Dann kommen Sie bis hin zu Herrn Sailer mit geradezu
abenteuerlichen Lösungen. Frau Griefahn, Sie waren es
doch, die Gorleben als Leichtbauhalle hingestellt hat. Ihre
Koalition sagt jetzt: Man kann Castorbehälter auf die
grüne Wiese ohne Halle stellen. Ist das Ihre Sicherheit?
Schämen Sie sich!
({5})
Das ist die Zwischenlösung, die Sie vorlegen. Das ist Ihre
Sicherheit.
Sie haben den Ausbau der Infrastruktur verschlafen.
Die Brücke in Dannenberg wird doch nicht repariert, weil
Sie das Geld in die Hand nehmen, sondern Sie lassen es
sich bezahlen. Sie haben lange zugewartet, dabei hätten
Sie es regeln können.
Das, was hier stattfindet - ich habe in diesem Jahr Gespräche in Paris geführt -, ist Folgendes: Die Präsidentin
von Cogema steht unter dem Druck eines Untersuchungsrichters, weil - gegen französisches Recht - die Bundesregierung dafür sorgt, dass deutscher Abfall in Frankreich
zwischengelagert wird.

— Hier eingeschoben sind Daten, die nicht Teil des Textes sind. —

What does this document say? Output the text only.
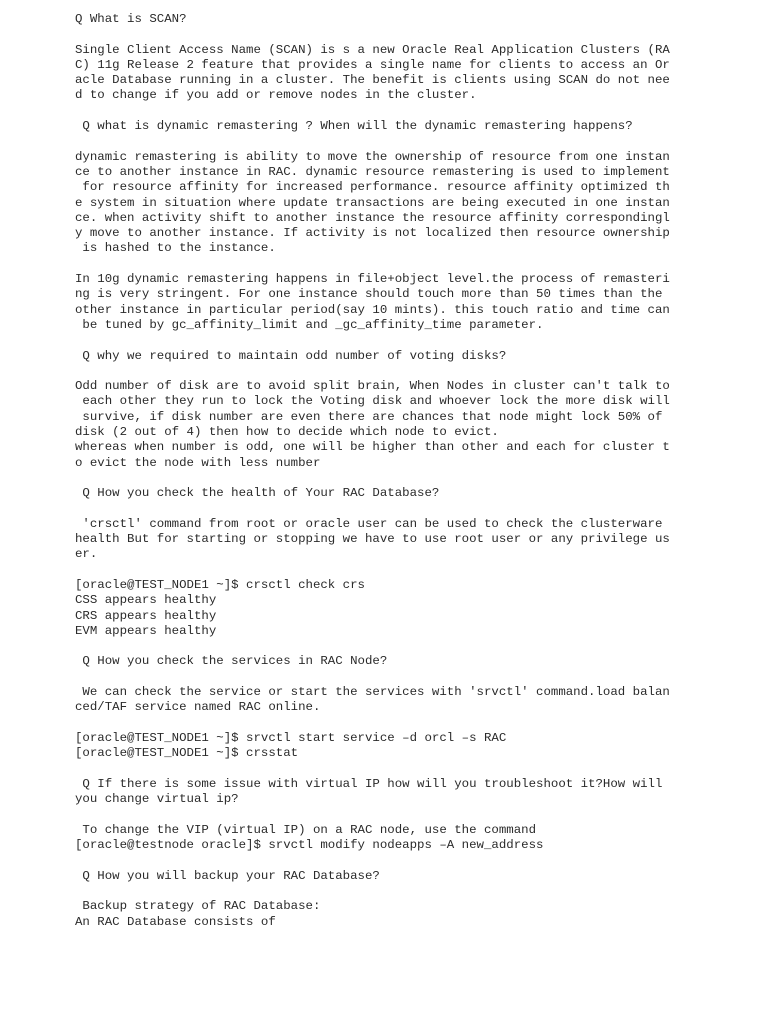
Q What is SCAN?
Single Client Access Name (SCAN) is s a new Oracle Real Application Clusters (RA
C) 11g Release 2 feature that provides a single name for clients to access an Or
acle Database running in a cluster. The benefit is clients using SCAN do not nee
d to change if you add or remove nodes in the cluster.
Q what is dynamic remastering ? When will the dynamic remastering happens?
dynamic remastering is ability to move the ownership of resource from one instan
ce to another instance in RAC. dynamic resource remastering is used to implement
for resource affinity for increased performance. resource affinity optimized th
e system in situation where update transactions are being executed in one instan
ce. when activity shift to another instance the resource affinity correspondingl
y move to another instance. If activity is not localized then resource ownership
is hashed to the instance.
In 10g dynamic remastering happens in file+object level.the process of remasteri
ng is very stringent. For one instance should touch more than 50 times than the
other instance in particular period(say 10 mints). this touch ratio and time can
be tuned by gc_affinity_limit and _gc_affinity_time parameter.
Q why we required to maintain odd number of voting disks?
Odd number of disk are to avoid split brain, When Nodes in cluster can't talk to
each other they run to lock the Voting disk and whoever lock the more disk will
survive, if disk number are even there are chances that node might lock 50% of
disk (2 out of 4) then how to decide which node to evict.
whereas when number is odd, one will be higher than other and each for cluster t
o evict the node with less number
Q How you check the health of Your RAC Database?
'crsctl' command from root or oracle user can be used to check the clusterware
health But for starting or stopping we have to use root user or any privilege us
er.
[oracle@TEST_NODE1 ~]$ crsctl check crs
CSS appears healthy
CRS appears healthy
EVM appears healthy
Q How you check the services in RAC Node?
We can check the service or start the services with 'srvctl' command.load balan
ced/TAF service named RAC online.
[oracle@TEST_NODE1 ~]$ srvctl start service –d orcl –s RAC
[oracle@TEST_NODE1 ~]$ crsstat
Q If there is some issue with virtual IP how will you troubleshoot it?How will
you change virtual ip?
To change the VIP (virtual IP) on a RAC node, use the command
[oracle@testnode oracle]$ srvctl modify nodeapps –A new_address
Q How you will backup your RAC Database?
Backup strategy of RAC Database:
An RAC Database consists of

Das heißt, Sie verlangen von der
Cogema einen Rechtsbruch. Damit haben Sie ja Erfahrung. Herr Schröder, Herr Trittin, Frau Griefahn und Herr
Fischer haben im Zusammenhang mit der Kernenergie
große Erfahrungen mit Rechtsbrüchen. Sie erwarten, dass
die französische Regierung einen Rechtsbruch begeht,
weil Sie unfähig sind, Ihren Aufgaben bei der nuklearen
Sicherheit nachzukommen.
({6})
- Frau Griefahn, das können wir hier gern austragen. Ich
kann es Ihnen nachweisen: Sie haben genügend Gerichtsprozesse wegen Rechtsbruches verloren.
({7})
- Sie haben einen Vertrag mit der GNS zur Vermeidung
einer Amtspflichtverletzung geschlossen. Das können wir
gern ausdiskutieren.
Das eigentliche Problem besteht darin, dass Sie behauptet haben, das Entsorgungskonzept sei nicht tragfähig. Sie haben aber in zwei Jahren keinen Weg aufgezeigt, der Ihre Alternative in der Entsorgung darstellen
würde. Sie haben sich selber in diese Falle getrieben, Sie
haben konzeptionell versagt. Sie versagen bei der Entsorgung und bei der nuklearen Sicherheit und gefährden das
internationale Vertrauen in die Bundesrepublik Deutschland. Das ist das Ergebnis Ihrer Politik.
({8})
Ich gebe
nunmehr dem Bundesminister für Umwelt, Naturschutz
und Reaktorsicherheit, Jürgen Trittin, das Wort.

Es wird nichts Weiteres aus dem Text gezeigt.